Are you one of the ones that cannot live with the manual nature of the failback operation in SRM 4?  You need that Failback button that you have heard about in SRM 5?  And you didn’t find it did you!  I will help you with that in this blog and hopefully it all makes sense.  You will be doing a simplified and automated failover back to the original site soon so no worries!

BTW, again I have issues with the size of my screen shots.  If you don't see the edge of the pictures below you can click on them for the full image.

When you are in the main Recovery Plans part of the SRM UI you see something like the following.

  Rpstatus copy

A close up on the buttons in the top right shows there is no failback button – or is there?


It is important to understand that failback is a marketing term, and not a feature.

Failback requires you to first recover on the recovery side.  Than you reprotect and this means you are now protected (in the reverse direction).  Replication is going in the opposite direction, and you are ready to do a recovery or test, but towards the original side.

This looks like this:


It is important to note above you only see the Reprotect button as clickable when you have compelted the recovery.  If for some reason your recovery has not completed you will not be able to reprotect so try running the recovery again.  It will not recovery anything that it has already successfully recovered.

Recovery complete

Now that our virtual machines have failed over to the recovery side, and are in fact running there, we need to reprotect them.

We use the Reprotect button for that.

 After we start the Reprotect actions, we get to watch it as the reprotect actually happens.  Notice how it reverses the storage replication, and than it protects the VMs again?

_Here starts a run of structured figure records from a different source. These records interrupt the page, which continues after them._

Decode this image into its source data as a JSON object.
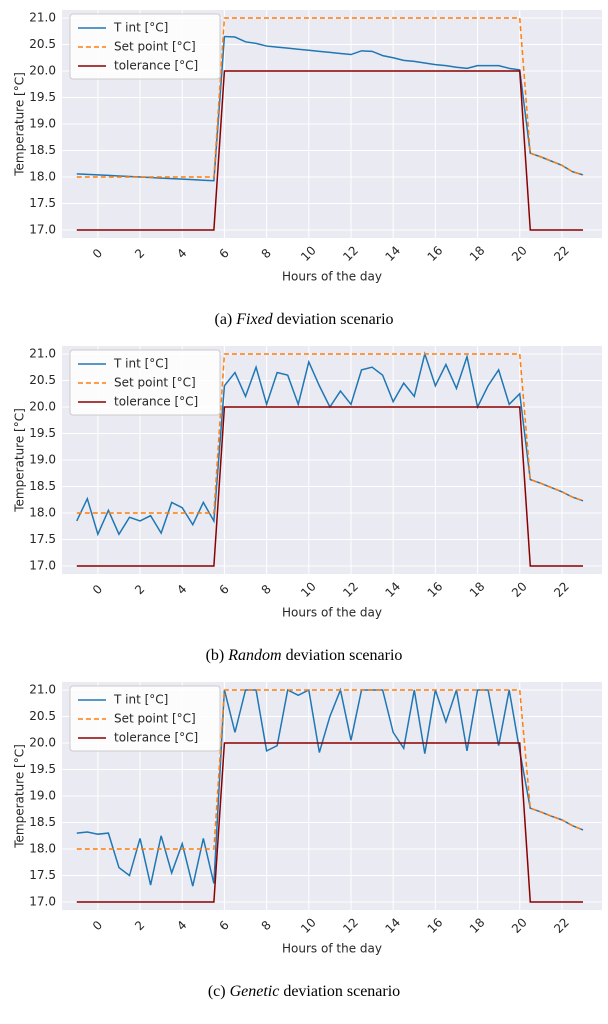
{
  "chart_data": [
    {
      "type": "line",
      "caption_label": "(a)",
      "caption_emph": "Fixed",
      "caption_rest": "deviation scenario",
      "xlabel": "Hours of the day",
      "ylabel": "Temperature [°C]",
      "grid": true,
      "legend": "upper left",
      "x": [
        -1,
        -0.5,
        0,
        0.5,
        1,
        1.5,
        2,
        2.5,
        3,
        3.5,
        4,
        4.5,
        5,
        5.5,
        6,
        6.5,
        7,
        7.5,
        8,
        8.5,
        9,
        9.5,
        10,
        10.5,
        11,
        11.5,
        12,
        12.5,
        13,
        13.5,
        14,
        14.5,
        15,
        15.5,
        16,
        16.5,
        17,
        17.5,
        18,
        18.5,
        19,
        19.5,
        20,
        20.5,
        21,
        21.5,
        22,
        22.5,
        23
      ],
      "xlim": [
        -1.7,
        23.9
      ],
      "xticks": [
        0,
        2,
        4,
        6,
        8,
        10,
        12,
        14,
        16,
        18,
        20,
        22
      ],
      "ylim": [
        16.85,
        21.15
      ],
      "yticks": [
        {
          "value": 17,
          "label": "17.0"
        },
        {
          "value": 17.5,
          "label": "17.5"
        },
        {
          "value": 18,
          "label": "18.0"
        },
        {
          "value": 18.5,
          "label": "18.5"
        },
        {
          "value": 19,
          "label": "19.0"
        },
        {
          "value": 19.5,
          "label": "19.5"
        },
        {
          "value": 20,
          "label": "20.0"
        },
        {
          "value": 20.5,
          "label": "20.5"
        },
        {
          "value": 21,
          "label": "21.0"
        }
      ],
      "series": [
        {
          "name": "T int [°C]",
          "color": "#1f77b4",
          "style": "solid",
          "values": [
            18.06,
            18.05,
            18.04,
            18.03,
            18.02,
            18.01,
            18.0,
            17.99,
            17.98,
            17.97,
            17.96,
            17.95,
            17.94,
            17.93,
            20.65,
            20.64,
            20.55,
            20.52,
            20.47,
            20.45,
            20.43,
            20.41,
            20.39,
            20.37,
            20.35,
            20.33,
            20.31,
            20.38,
            20.37,
            20.29,
            20.25,
            20.2,
            20.18,
            20.15,
            20.12,
            20.1,
            20.07,
            20.05,
            20.1,
            20.1,
            20.1,
            20.05,
            20.02,
            18.45,
            18.38,
            18.3,
            18.22,
            18.1,
            18.04
          ]
        },
        {
          "name": "Set point [°C]",
          "color": "#ff7f0e",
          "style": "dashed",
          "values": [
            18,
            18,
            18,
            18,
            18,
            18,
            18,
            18,
            18,
            18,
            18,
            18,
            18,
            18,
            21,
            21,
            21,
            21,
            21,
            21,
            21,
            21,
            21,
            21,
            21,
            21,
            21,
            21,
            21,
            21,
            21,
            21,
            21,
            21,
            21,
            21,
            21,
            21,
            21,
            21,
            21,
            21,
            21,
            18.45,
            18.38,
            18.3,
            18.22,
            18.1,
            18.04
          ]
        },
        {
          "name": "tolerance [°C]",
          "color": "#8b0000",
          "style": "solid",
          "values": [
            17,
            17,
            17,
            17,
            17,
            17,
            17,
            17,
            17,
            17,
            17,
            17,
            17,
            17,
            20,
            20,
            20,
            20,
            20,
            20,
            20,
            20,
            20,
            20,
            20,
            20,
            20,
            20,
            20,
            20,
            20,
            20,
            20,
            20,
            20,
            20,
            20,
            20,
            20,
            20,
            20,
            20,
            20,
            17,
            17,
            17,
            17,
            17,
            17
          ]
        }
      ]
    },
    {
      "type": "line",
      "caption_label": "(b)",
      "caption_emph": "Random",
      "caption_rest": "deviation scenario",
      "xlabel": "Hours of the day",
      "ylabel": "Temperature [°C]",
      "grid": true,
      "legend": "upper left",
      "x": [
        -1,
        -0.5,
        0,
        0.5,
        1,
        1.5,
        2,
        2.5,
        3,
        3.5,
        4,
        4.5,
        5,
        5.5,
        6,
        6.5,
        7,
        7.5,
        8,
        8.5,
        9,
        9.5,
        10,
        10.5,
        11,
        11.5,
        12,
        12.5,
        13,
        13.5,
        14,
        14.5,
        15,
        15.5,
        16,
        16.5,
        17,
        17.5,
        18,
        18.5,
        19,
        19.5,
        20,
        20.5,
        21,
        21.5,
        22,
        22.5,
        23
      ],
      "xlim": [
        -1.7,
        23.9
      ],
      "xticks": [
        0,
        2,
        4,
        6,
        8,
        10,
        12,
        14,
        16,
        18,
        20,
        22
      ],
      "ylim": [
        16.85,
        21.15
      ],
      "yticks": [
        {
          "value": 17,
          "label": "17.0"
        },
        {
          "value": 17.5,
          "label": "17.5"
        },
        {
          "value": 18,
          "label": "18.0"
        },
        {
          "value": 18.5,
          "label": "18.5"
        },
        {
          "value": 19,
          "label": "19.0"
        },
        {
          "value": 19.5,
          "label": "19.5"
        },
        {
          "value": 20,
          "label": "20.0"
        },
        {
          "value": 20.5,
          "label": "20.5"
        },
        {
          "value": 21,
          "label": "21.0"
        }
      ],
      "series": [
        {
          "name": "T int [°C]",
          "color": "#1f77b4",
          "style": "solid",
          "values": [
            17.85,
            18.27,
            17.6,
            18.05,
            17.6,
            17.92,
            17.85,
            17.95,
            17.62,
            18.2,
            18.1,
            17.78,
            18.2,
            17.85,
            20.4,
            20.65,
            20.2,
            20.75,
            20.05,
            20.65,
            20.6,
            20.05,
            20.85,
            20.4,
            20.0,
            20.3,
            20.05,
            20.7,
            20.75,
            20.6,
            20.1,
            20.45,
            20.2,
            21.0,
            20.4,
            20.8,
            20.35,
            20.95,
            20.0,
            20.4,
            20.7,
            20.05,
            20.25,
            18.63,
            18.56,
            18.48,
            18.4,
            18.3,
            18.23
          ]
        },
        {
          "name": "Set point [°C]",
          "color": "#ff7f0e",
          "style": "dashed",
          "values": [
            18,
            18,
            18,
            18,
            18,
            18,
            18,
            18,
            18,
            18,
            18,
            18,
            18,
            18,
            21,
            21,
            21,
            21,
            21,
            21,
            21,
            21,
            21,
            21,
            21,
            21,
            21,
            21,
            21,
            21,
            21,
            21,
            21,
            21,
            21,
            21,
            21,
            21,
            21,
            21,
            21,
            21,
            21,
            18.63,
            18.56,
            18.48,
            18.4,
            18.3,
            18.23
          ]
        },
        {
          "name": "tolerance [°C]",
          "color": "#8b0000",
          "style": "solid",
          "values": [
            17,
            17,
            17,
            17,
            17,
            17,
            17,
            17,
            17,
            17,
            17,
            17,
            17,
            17,
            20,
            20,
            20,
            20,
            20,
            20,
            20,
            20,
            20,
            20,
            20,
            20,
            20,
            20,
            20,
            20,
            20,
            20,
            20,
            20,
            20,
            20,
            20,
            20,
            20,
            20,
            20,
            20,
            20,
            17,
            17,
            17,
            17,
            17,
            17
          ]
        }
      ]
    },
    {
      "type": "line",
      "caption_label": "(c)",
      "caption_emph": "Genetic",
      "caption_rest": "deviation scenario",
      "xlabel": "Hours of the day",
      "ylabel": "Temperature [°C]",
      "grid": true,
      "legend": "upper left",
      "x": [
        -1,
        -0.5,
        0,
        0.5,
        1,
        1.5,
        2,
        2.5,
        3,
        3.5,
        4,
        4.5,
        5,
        5.5,
        6,
        6.5,
        7,
        7.5,
        8,
        8.5,
        9,
        9.5,
        10,
        10.5,
        11,
        11.5,
        12,
        12.5,
        13,
        13.5,
        14,
        14.5,
        15,
        15.5,
        16,
        16.5,
        17,
        17.5,
        18,
        18.5,
        19,
        19.5,
        20,
        20.5,
        21,
        21.5,
        22,
        22.5,
        23
      ],
      "xlim": [
        -1.7,
        23.9
      ],
      "xticks": [
        0,
        2,
        4,
        6,
        8,
        10,
        12,
        14,
        16,
        18,
        20,
        22
      ],
      "ylim": [
        16.85,
        21.15
      ],
      "yticks": [
        {
          "value": 17,
          "label": "17.0"
        },
        {
          "value": 17.5,
          "label": "17.5"
        },
        {
          "value": 18,
          "label": "18.0"
        },
        {
          "value": 18.5,
          "label": "18.5"
        },
        {
          "value": 19,
          "label": "19.0"
        },
        {
          "value": 19.5,
          "label": "19.5"
        },
        {
          "value": 20,
          "label": "20.0"
        },
        {
          "value": 20.5,
          "label": "20.5"
        },
        {
          "value": 21,
          "label": "21.0"
        }
      ],
      "series": [
        {
          "name": "T int [°C]",
          "color": "#1f77b4",
          "style": "solid",
          "values": [
            18.3,
            18.32,
            18.28,
            18.3,
            17.65,
            17.5,
            18.2,
            17.32,
            18.25,
            17.55,
            18.1,
            17.3,
            18.2,
            17.35,
            21.0,
            20.2,
            21.0,
            21.0,
            19.85,
            19.95,
            21.0,
            20.9,
            21.0,
            19.82,
            20.5,
            21.0,
            20.05,
            21.0,
            21.0,
            21.0,
            20.2,
            19.9,
            21.0,
            19.8,
            21.0,
            20.4,
            21.0,
            19.85,
            21.0,
            21.0,
            19.95,
            21.0,
            19.85,
            18.77,
            18.7,
            18.62,
            18.55,
            18.44,
            18.36
          ]
        },
        {
          "name": "Set point [°C]",
          "color": "#ff7f0e",
          "style": "dashed",
          "values": [
            18,
            18,
            18,
            18,
            18,
            18,
            18,
            18,
            18,
            18,
            18,
            18,
            18,
            18,
            21,
            21,
            21,
            21,
            21,
            21,
            21,
            21,
            21,
            21,
            21,
            21,
            21,
            21,
            21,
            21,
            21,
            21,
            21,
            21,
            21,
            21,
            21,
            21,
            21,
            21,
            21,
            21,
            21,
            18.77,
            18.7,
            18.62,
            18.55,
            18.44,
            18.36
          ]
        },
        {
          "name": "tolerance [°C]",
          "color": "#8b0000",
          "style": "solid",
          "values": [
            17,
            17,
            17,
            17,
            17,
            17,
            17,
            17,
            17,
            17,
            17,
            17,
            17,
            17,
            20,
            20,
            20,
            20,
            20,
            20,
            20,
            20,
            20,
            20,
            20,
            20,
            20,
            20,
            20,
            20,
            20,
            20,
            20,
            20,
            20,
            20,
            20,
            20,
            20,
            20,
            20,
            20,
            20,
            17,
            17,
            17,
            17,
            17,
            17
          ]
        }
      ]
    }
  ]
}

Once this is done we are protected once again.  If our original protection was Site A with VMs running on it, we now have our VMs running on Site B.  But if anything happens to Site B we can recovery safely on Site A.

Now we can (and should) test things so that when we do a recovery back to the original site it will work properly.

Once our test recoveries are all good, we do a planned migration back to where we came from.

Notice how your data will be synchronized back to the original site as part of this planned migration?  Very handy as in the past you would have had to work in several different interfaces to manage this!

So in summary, failback means: failover, reprotect, test, and failover.  This will get you to the recovery site and back again!

Thanks for reading, and make sure to leave comments if you have any questions!

Update 7/21/11 – Just added a short note above that mentions the reportect button is only available if the recovery has successfully completed.